The point of measuring is that context degradation is silent — no error, no crash, just an agent getting quietly worse. The signals above are how a degrading window becomes visible before a customer finds it for you — and when a signal fires on a run you cannot explain from the trace alone, a [deterministically replayable](/blog/deterministic-replay-agents/) recording lets you step back through the window state by state.

## The checklist

Before a long-running agent goes to production:

- [ ] The context window is treated as a budget that fills across the run — not an input set once at the start.
- [ ] Compaction fires before the window crosses the useful ceiling, summarizing run history into a distilled form.
- [ ] Reference material is retrieved just in time for the step that needs it, not front-loaded into the window.
- [ ] The agent has an external scratchpad for durable notes and conclusions, so they do not have to ride in the window.
- [ ] Stale tool results are pruned once their conclusions are captured.
- [ ] Token-heavy sub-tasks run in isolated contexts and return condensed summaries.
- [ ] Working-context discipline (this) and the tiered memory service are kept distinct, and both exist.
- [ ] Context health is instrumented — window occupancy, stale-token ratio, retrieval utilization — and quality-versus-position is checked in eval.

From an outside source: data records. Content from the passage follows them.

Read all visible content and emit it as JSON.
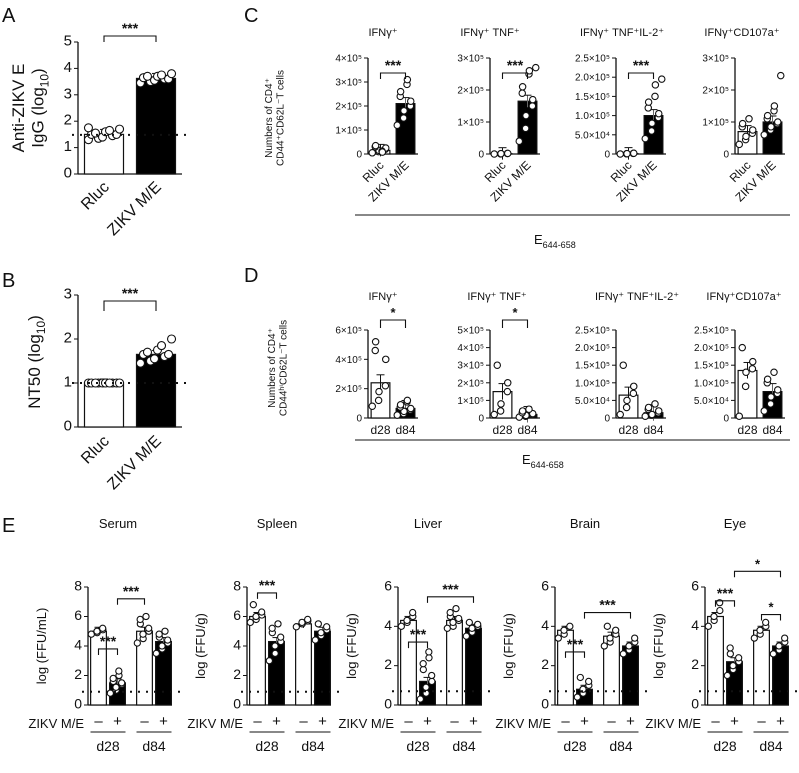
{
  "figure": {
    "panel_letters": [
      "A",
      "B",
      "C",
      "D",
      "E"
    ],
    "epitope_label": "E",
    "epitope_sub": "644-658",
    "sig3": "***",
    "sig1": "*",
    "row_label": "ZIKV M/E",
    "minus": "–",
    "plus": "+",
    "day_labels": [
      "d28",
      "d84"
    ]
  },
  "chart_data": [
    {
      "id": "A",
      "type": "bar",
      "ylabel_main": "Anti-ZIKV E",
      "ylabel_sub": "IgG (log",
      "ylabel_subscript": "10",
      "ylabel_close": ")",
      "categories": [
        "Rluc",
        "ZIKV M/E"
      ],
      "values": [
        1.5,
        3.62
      ],
      "filled": [
        false,
        true
      ],
      "points": [
        [
          1.3,
          1.35,
          1.4,
          1.45,
          1.5,
          1.5,
          1.55,
          1.6,
          1.65,
          1.7,
          1.75
        ],
        [
          3.45,
          3.5,
          3.55,
          3.6,
          3.6,
          3.65,
          3.7,
          3.7,
          3.75,
          3.8
        ]
      ],
      "ylim": [
        0,
        5
      ],
      "yticks": [
        "0",
        "1",
        "2",
        "3",
        "4",
        "5"
      ],
      "ytick_values": [
        0,
        1,
        2,
        3,
        4,
        5
      ],
      "dotted_line": 1.48,
      "sig": "***"
    },
    {
      "id": "B",
      "type": "bar",
      "ylabel_main": "NT50 (log",
      "ylabel_subscript": "10",
      "ylabel_close": ")",
      "categories": [
        "Rluc",
        "ZIKV M/E"
      ],
      "values": [
        1.0,
        1.65
      ],
      "filled": [
        false,
        true
      ],
      "points": [
        [
          1.0,
          1.0,
          1.0,
          1.0,
          1.0,
          1.0,
          1.0,
          1.0,
          1.0,
          1.0
        ],
        [
          1.45,
          1.5,
          1.55,
          1.6,
          1.65,
          1.65,
          1.7,
          1.75,
          1.85,
          2.0
        ]
      ],
      "ylim": [
        0,
        3
      ],
      "yticks": [
        "0",
        "1",
        "2",
        "3"
      ],
      "ytick_values": [
        0,
        1,
        2,
        3
      ],
      "dotted_line": 1.0,
      "sig": "***"
    },
    {
      "id": "C",
      "type": "bar",
      "group": "C",
      "shared_ylabel_1": "Numbers of CD4⁺",
      "shared_ylabel_2": "CD44⁺CD62L⁻T cells",
      "panels": [
        {
          "title": "IFNγ⁺",
          "categories": [
            "Rluc",
            "ZIKV M/E"
          ],
          "values": [
            15000,
            210000
          ],
          "filled": [
            false,
            true
          ],
          "points": [
            [
              5000,
              10000,
              15000,
              20000,
              25000,
              30000,
              35000,
              12000,
              8000
            ],
            [
              120000,
              150000,
              180000,
              200000,
              220000,
              240000,
              260000,
              290000,
              310000
            ]
          ],
          "ylim": [
            0,
            400000
          ],
          "ytick_values": [
            0,
            100000,
            200000,
            300000,
            400000
          ],
          "yticks": [
            "0",
            "1×10⁵",
            "2×10⁵",
            "3×10⁵",
            "4×10⁵"
          ],
          "sig": "***"
        },
        {
          "title": "IFNγ⁺ TNF⁺",
          "categories": [
            "Rluc",
            "ZIKV M/E"
          ],
          "values": [
            1000,
            165000
          ],
          "filled": [
            false,
            true
          ],
          "points": [
            [
              0,
              500,
              1000,
              1500,
              2000
            ],
            [
              40000,
              80000,
              120000,
              150000,
              170000,
              190000,
              210000,
              250000,
              260000,
              270000
            ]
          ],
          "ylim": [
            0,
            300000
          ],
          "ytick_values": [
            0,
            100000,
            200000,
            300000
          ],
          "yticks": [
            "0",
            "1×10⁵",
            "2×10⁵",
            "3×10⁵"
          ],
          "sig": "***"
        },
        {
          "title": "IFNγ⁺ TNF⁺IL-2⁺",
          "categories": [
            "Rluc",
            "ZIKV M/E"
          ],
          "values": [
            1000,
            100000
          ],
          "filled": [
            false,
            true
          ],
          "points": [
            [
              0,
              500,
              1000,
              1500,
              2000
            ],
            [
              40000,
              60000,
              80000,
              95000,
              105000,
              120000,
              135000,
              150000,
              180000,
              195000
            ]
          ],
          "ylim": [
            0,
            250000
          ],
          "ytick_values": [
            0,
            50000,
            100000,
            150000,
            200000,
            250000
          ],
          "yticks": [
            "0",
            "5.0×10⁴",
            "1.0×10⁵",
            "1.5×10⁵",
            "2.0×10⁵",
            "2.5×10⁵"
          ],
          "sig": "***"
        },
        {
          "title": "IFNγ⁺CD107a⁺",
          "categories": [
            "Rluc",
            "ZIKV M/E"
          ],
          "values": [
            70000,
            100000
          ],
          "filled": [
            false,
            true
          ],
          "points": [
            [
              30000,
              45000,
              55000,
              65000,
              75000,
              85000,
              95000,
              110000
            ],
            [
              60000,
              75000,
              85000,
              95000,
              100000,
              110000,
              120000,
              135000,
              150000,
              245000
            ]
          ],
          "ylim": [
            0,
            300000
          ],
          "ytick_values": [
            0,
            100000,
            200000,
            300000
          ],
          "yticks": [
            "0",
            "1×10⁵",
            "2×10⁵",
            "3×10⁵"
          ],
          "sig": ""
        }
      ]
    },
    {
      "id": "D",
      "type": "bar",
      "group": "D",
      "shared_ylabel_1": "Numbers of CD4⁺",
      "shared_ylabel_2": "CD44ʰⁱCD62L⁻T cells",
      "panels": [
        {
          "title": "IFNγ⁺",
          "categories": [
            "d28",
            "d84"
          ],
          "values": [
            240000,
            65000
          ],
          "filled": [
            false,
            true
          ],
          "points": [
            [
              80000,
              120000,
              180000,
              220000,
              400000,
              460000,
              520000
            ],
            [
              20000,
              30000,
              45000,
              55000,
              65000,
              75000,
              90000,
              110000,
              120000
            ]
          ],
          "ylim": [
            0,
            600000
          ],
          "ytick_values": [
            0,
            200000,
            400000,
            600000
          ],
          "yticks": [
            "0",
            "2×10⁵",
            "4×10⁵",
            "6×10⁵"
          ],
          "sig": "*"
        },
        {
          "title": "IFNγ⁺ TNF⁺",
          "categories": [
            "d28",
            "d84"
          ],
          "values": [
            150000,
            20000
          ],
          "filled": [
            false,
            true
          ],
          "points": [
            [
              20000,
              40000,
              80000,
              150000,
              200000,
              300000
            ],
            [
              5000,
              10000,
              15000,
              20000,
              25000,
              30000,
              40000,
              50000
            ]
          ],
          "ylim": [
            0,
            500000
          ],
          "ytick_values": [
            0,
            100000,
            200000,
            300000,
            400000,
            500000
          ],
          "yticks": [
            "0",
            "1×10⁵",
            "2×10⁵",
            "3×10⁵",
            "4×10⁵",
            "5×10⁵"
          ],
          "sig": "*"
        },
        {
          "title": "IFNγ⁺ TNF⁺IL-2⁺",
          "categories": [
            "d28",
            "d84"
          ],
          "values": [
            65000,
            15000
          ],
          "filled": [
            false,
            true
          ],
          "points": [
            [
              10000,
              30000,
              50000,
              70000,
              90000,
              150000
            ],
            [
              5000,
              8000,
              10000,
              15000,
              20000,
              25000,
              30000,
              40000
            ]
          ],
          "ylim": [
            0,
            250000
          ],
          "ytick_values": [
            0,
            50000,
            100000,
            150000,
            200000,
            250000
          ],
          "yticks": [
            "0",
            "5.0×10⁴",
            "1.0×10⁵",
            "1.5×10⁵",
            "2.0×10⁵",
            "2.5×10⁵"
          ],
          "sig": ""
        },
        {
          "title": "IFNγ⁺CD107a⁺",
          "categories": [
            "d28",
            "d84"
          ],
          "values": [
            135000,
            75000
          ],
          "filled": [
            false,
            true
          ],
          "points": [
            [
              5000,
              90000,
              130000,
              140000,
              160000,
              200000
            ],
            [
              20000,
              40000,
              60000,
              70000,
              80000,
              100000,
              110000,
              130000
            ]
          ],
          "ylim": [
            0,
            250000
          ],
          "ytick_values": [
            0,
            50000,
            100000,
            150000,
            200000,
            250000
          ],
          "yticks": [
            "0",
            "5.0×10⁴",
            "1.0×10⁵",
            "1.5×10⁵",
            "2.0×10⁵",
            "2.5×10⁵"
          ],
          "sig": ""
        }
      ]
    },
    {
      "id": "E",
      "type": "bar",
      "group": "E",
      "panels": [
        {
          "title": "Serum",
          "ylabel": "log (FFU/mL)",
          "ylim": [
            0,
            8
          ],
          "ytick_values": [
            0,
            2,
            4,
            6,
            8
          ],
          "yticks": [
            "0",
            "2",
            "4",
            "6",
            "8"
          ],
          "values": [
            5.0,
            1.5,
            5.0,
            4.3
          ],
          "filled": [
            false,
            true,
            false,
            true
          ],
          "dotted_line": 0.9,
          "points": [
            [
              4.8,
              4.9,
              5.0,
              5.1,
              5.2
            ],
            [
              0.8,
              1.0,
              1.2,
              1.4,
              1.5,
              1.6,
              1.8,
              2.0,
              2.3
            ],
            [
              4.2,
              4.5,
              4.8,
              5.0,
              5.2,
              5.5,
              5.8,
              6.0
            ],
            [
              3.5,
              3.8,
              4.0,
              4.2,
              4.4,
              4.6,
              4.8,
              5.0
            ]
          ],
          "sigs": [
            {
              "from": 0,
              "to": 1,
              "label": "***",
              "level": 3.8
            },
            {
              "from": 1,
              "to": 2,
              "label": "***",
              "level": 7.2
            }
          ]
        },
        {
          "title": "Spleen",
          "ylabel": "log (FFU/g)",
          "ylim": [
            0,
            8
          ],
          "ytick_values": [
            0,
            2,
            4,
            6,
            8
          ],
          "yticks": [
            "0",
            "2",
            "4",
            "6",
            "8"
          ],
          "values": [
            6.0,
            4.3,
            5.5,
            5.0
          ],
          "filled": [
            false,
            true,
            false,
            true
          ],
          "dotted_line": 0.9,
          "points": [
            [
              5.6,
              5.8,
              6.0,
              6.1,
              6.3,
              6.8
            ],
            [
              3.0,
              3.5,
              4.0,
              4.3,
              4.6,
              4.9,
              5.2,
              5.5
            ],
            [
              5.3,
              5.5,
              5.6,
              5.7,
              5.8
            ],
            [
              4.4,
              4.7,
              4.9,
              5.1,
              5.3,
              5.5
            ]
          ],
          "sigs": [
            {
              "from": 0,
              "to": 1,
              "label": "***",
              "level": 7.6
            }
          ]
        },
        {
          "title": "Liver",
          "ylabel": "log (FFU/g)",
          "ylim": [
            0,
            6
          ],
          "ytick_values": [
            0,
            2,
            4,
            6
          ],
          "yticks": [
            "0",
            "2",
            "4",
            "6"
          ],
          "values": [
            4.3,
            1.2,
            4.3,
            3.9
          ],
          "filled": [
            false,
            true,
            false,
            true
          ],
          "dotted_line": 0.7,
          "points": [
            [
              4.0,
              4.2,
              4.3,
              4.5,
              4.7
            ],
            [
              0.3,
              0.6,
              0.9,
              1.2,
              1.5,
              1.8,
              2.1,
              2.4,
              2.7
            ],
            [
              3.9,
              4.0,
              4.2,
              4.3,
              4.4,
              4.5,
              4.7,
              4.9
            ],
            [
              3.5,
              3.7,
              3.9,
              4.0,
              4.1,
              4.2
            ]
          ],
          "sigs": [
            {
              "from": 0,
              "to": 1,
              "label": "***",
              "level": 3.2
            },
            {
              "from": 1,
              "to": 3,
              "label": "***",
              "level": 5.5
            }
          ]
        },
        {
          "title": "Brain",
          "ylabel": "log (FFU/g)",
          "ylim": [
            0,
            6
          ],
          "ytick_values": [
            0,
            2,
            4,
            6
          ],
          "yticks": [
            "0",
            "2",
            "4",
            "6"
          ],
          "values": [
            3.8,
            0.8,
            3.5,
            3.0
          ],
          "filled": [
            false,
            true,
            false,
            true
          ],
          "dotted_line": 0.7,
          "points": [
            [
              3.4,
              3.6,
              3.8,
              4.0
            ],
            [
              0.4,
              0.6,
              0.8,
              1.0,
              1.2,
              1.4
            ],
            [
              3.0,
              3.2,
              3.4,
              3.6,
              3.8,
              4.0
            ],
            [
              2.6,
              2.8,
              3.0,
              3.2,
              3.4
            ]
          ],
          "sigs": [
            {
              "from": 0,
              "to": 1,
              "label": "***",
              "level": 2.7
            },
            {
              "from": 1,
              "to": 3,
              "label": "***",
              "level": 4.7
            }
          ]
        },
        {
          "title": "Eye",
          "ylabel": "log (FFU/g)",
          "ylim": [
            0,
            6
          ],
          "ytick_values": [
            0,
            2,
            4,
            6
          ],
          "yticks": [
            "0",
            "2",
            "4",
            "6"
          ],
          "values": [
            4.5,
            2.2,
            3.8,
            3.0
          ],
          "filled": [
            false,
            true,
            false,
            true
          ],
          "dotted_line": 0.7,
          "points": [
            [
              4.0,
              4.3,
              4.5,
              4.8,
              5.2
            ],
            [
              1.5,
              1.8,
              2.0,
              2.2,
              2.4,
              2.6,
              2.9
            ],
            [
              3.4,
              3.6,
              3.8,
              4.0,
              4.2
            ],
            [
              2.6,
              2.8,
              3.0,
              3.2,
              3.4
            ]
          ],
          "sigs": [
            {
              "from": 0,
              "to": 1,
              "label": "***",
              "level": 5.3
            },
            {
              "from": 1,
              "to": 3,
              "label": "*",
              "level": 6.8
            },
            {
              "from": 2,
              "to": 3,
              "label": "*",
              "level": 4.6
            }
          ]
        }
      ]
    }
  ]
}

When you can check all eight, the agent's context is engineered. Until then it is just filling up.

## Reading list

- Anthropic's [Effective context engineering for AI agents](https://www.anthropic.com/engineering/effective-context-engineering-for-ai-agents) — the clearest articulation of context engineering as the successor to prompt engineering, and the source for compaction, just-in-time retrieval, and structured note-taking.
- Chroma's [Context Rot](https://www.trychroma.com/research/context-rot) — 18 models tested; the evidence that performance degrades with input length even on simple tasks, and that distractors hurt.
- Liu et al., [Lost in the Middle](https://arxiv.org/abs/2307.03172) — the 2023 study (TACL 2024) behind the U-shaped curve: models use the start and end of a long context far better than the middle.

The system prompt is the first thing the agent reads and the smallest part of the problem. The context window is everything else — and for an agent that runs for an hour, everything else is the job.